The Age of Creativity, by Emily Urquhart

It has long been thought that artistic output declines in old age. When Emily Urquhart and her family celebrated the eightieth birthday of her father, the illustrious painter Tony Urquhart, she found it remarkable that, although his pace had slowed, he was continuing his daily art practice of drawing, painting, and constructing large-scale sculptures, and was even innovating his style. Was he defying the odds, or is it possible that some assumptions about the elderly are flat-out wrong? 

 

With the eye of a memoirist and the curiosity of a journalist, Urquhart began an investigation into late-stage creativity, asking: Is it possible that our best work is ahead of us? Is there an expiry date on creativity? Do we ever really know when we've done anything for the last time? The Age of Creativity is a graceful, intimate blend of research on ageing and creativity, including on progressive senior-led organizations, such as a home for elderly theatre performers and a gallery in New York City that only represents artists over sixty, and her experiences living and travelling with her father. Emily Urquhart reveals how creative work, both amateur and professional, sustains people in the third act of their lives, and tells a new story about the possibilities of elder-hood."

 

In Our Prime, by Susan J. Douglas

With a sharp sense of justice and humor, Susan J. Douglas confronts ageism against women in media, work, and politics. In the 1970s, baby boom women began to redefine women's lives and opportunities. Now, that they are the largest American female generation over fifty, Susan J. Douglas argues that these feminist boomers are again challenging outdated stereotypes, and reinventing what it means to be older and female. This is a demographic revolution, and Douglas proposes that it's time for a new wave of activism to address ageism against women in all its manifestations. 

 

In our prime takes on the cosmetics industry for its expensive products and anti-aging messages; big pharma for its images of docile grannies and puttering gardeners; and Hollywood and TV for seeing females over fifty as has-beens. She exposes the financial insecurity many face even as conservatives continue their attack on Social Security, Medicare, and Medicaid -- and calls on women of every age to unite to combat gendered ageism and to secure our country's financial safety net.

 

Blossoms in Autumn, by Aimee de Jongh

Ulysses is a 59-year-old widower who, since retiring, has been in the grip of loneliness. The former moving man is without direction or purpose. He can’t even find solace in the company of his children: his daughter is dead, his son consumed by work.
Mrs.

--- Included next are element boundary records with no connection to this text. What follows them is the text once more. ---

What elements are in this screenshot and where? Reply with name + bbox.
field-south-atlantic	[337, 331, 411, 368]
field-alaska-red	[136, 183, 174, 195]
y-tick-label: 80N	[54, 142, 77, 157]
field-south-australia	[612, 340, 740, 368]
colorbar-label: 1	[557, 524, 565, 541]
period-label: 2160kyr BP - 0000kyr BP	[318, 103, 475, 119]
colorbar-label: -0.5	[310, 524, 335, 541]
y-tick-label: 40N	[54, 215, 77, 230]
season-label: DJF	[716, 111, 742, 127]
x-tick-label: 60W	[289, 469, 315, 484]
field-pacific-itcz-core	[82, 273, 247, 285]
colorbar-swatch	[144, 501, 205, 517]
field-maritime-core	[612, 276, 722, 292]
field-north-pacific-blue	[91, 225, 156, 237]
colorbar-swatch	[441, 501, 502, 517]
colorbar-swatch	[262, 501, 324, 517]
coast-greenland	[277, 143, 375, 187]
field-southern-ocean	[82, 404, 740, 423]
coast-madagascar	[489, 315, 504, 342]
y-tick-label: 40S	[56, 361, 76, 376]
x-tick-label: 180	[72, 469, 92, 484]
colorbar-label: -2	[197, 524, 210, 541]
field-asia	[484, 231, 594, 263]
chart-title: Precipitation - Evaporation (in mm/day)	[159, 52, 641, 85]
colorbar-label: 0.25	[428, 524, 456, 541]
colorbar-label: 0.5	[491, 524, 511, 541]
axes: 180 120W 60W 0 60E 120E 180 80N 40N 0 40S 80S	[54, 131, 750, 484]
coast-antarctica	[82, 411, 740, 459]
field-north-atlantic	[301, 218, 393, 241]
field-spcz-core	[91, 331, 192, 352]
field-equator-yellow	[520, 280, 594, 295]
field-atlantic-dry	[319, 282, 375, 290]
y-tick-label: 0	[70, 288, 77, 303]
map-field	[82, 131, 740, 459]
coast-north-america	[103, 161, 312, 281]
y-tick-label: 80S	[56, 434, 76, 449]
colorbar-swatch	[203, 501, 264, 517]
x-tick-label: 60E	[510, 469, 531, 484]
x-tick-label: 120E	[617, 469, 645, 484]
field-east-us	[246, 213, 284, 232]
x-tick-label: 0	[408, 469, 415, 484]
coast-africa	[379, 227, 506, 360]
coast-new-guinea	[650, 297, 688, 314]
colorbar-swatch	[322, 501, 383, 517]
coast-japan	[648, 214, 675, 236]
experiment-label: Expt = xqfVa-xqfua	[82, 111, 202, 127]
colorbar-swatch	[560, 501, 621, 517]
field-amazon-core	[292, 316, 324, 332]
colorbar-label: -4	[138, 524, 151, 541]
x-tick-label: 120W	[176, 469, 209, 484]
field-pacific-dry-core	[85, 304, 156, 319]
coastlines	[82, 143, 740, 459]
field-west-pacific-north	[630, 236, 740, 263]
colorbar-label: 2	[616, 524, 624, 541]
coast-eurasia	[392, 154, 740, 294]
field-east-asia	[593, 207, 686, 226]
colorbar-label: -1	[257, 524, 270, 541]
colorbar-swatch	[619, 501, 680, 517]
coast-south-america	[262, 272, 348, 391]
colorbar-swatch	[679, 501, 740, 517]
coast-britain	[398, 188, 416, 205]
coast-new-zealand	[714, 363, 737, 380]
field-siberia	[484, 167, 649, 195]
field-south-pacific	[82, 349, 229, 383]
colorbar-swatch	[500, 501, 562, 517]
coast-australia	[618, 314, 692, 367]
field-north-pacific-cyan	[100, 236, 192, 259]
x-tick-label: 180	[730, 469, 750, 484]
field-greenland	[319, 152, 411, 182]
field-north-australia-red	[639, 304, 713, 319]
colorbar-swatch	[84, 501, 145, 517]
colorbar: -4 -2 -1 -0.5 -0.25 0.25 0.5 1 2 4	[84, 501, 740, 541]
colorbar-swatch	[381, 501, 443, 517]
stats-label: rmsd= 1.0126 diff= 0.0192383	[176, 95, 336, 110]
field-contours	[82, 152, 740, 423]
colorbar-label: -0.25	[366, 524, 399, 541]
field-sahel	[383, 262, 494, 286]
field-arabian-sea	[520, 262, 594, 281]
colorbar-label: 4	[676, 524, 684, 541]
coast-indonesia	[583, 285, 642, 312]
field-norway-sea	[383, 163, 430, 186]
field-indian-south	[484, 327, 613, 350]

Solenza is a 62-year-old former model. Once a magazine cover star, she now runs the family business: a cheese shop owned by her late mother. She, too, is alone.
 
Two lives drift sadly by, inching ever closer to old age. Until, one day, they collide—and an emotional earthquake happens. A unique collaboration between veteran comics writer Zidrou and rising star Aimée de Jongh, Blossoms in Autumn is a masterful exploration of growing old and falling in love.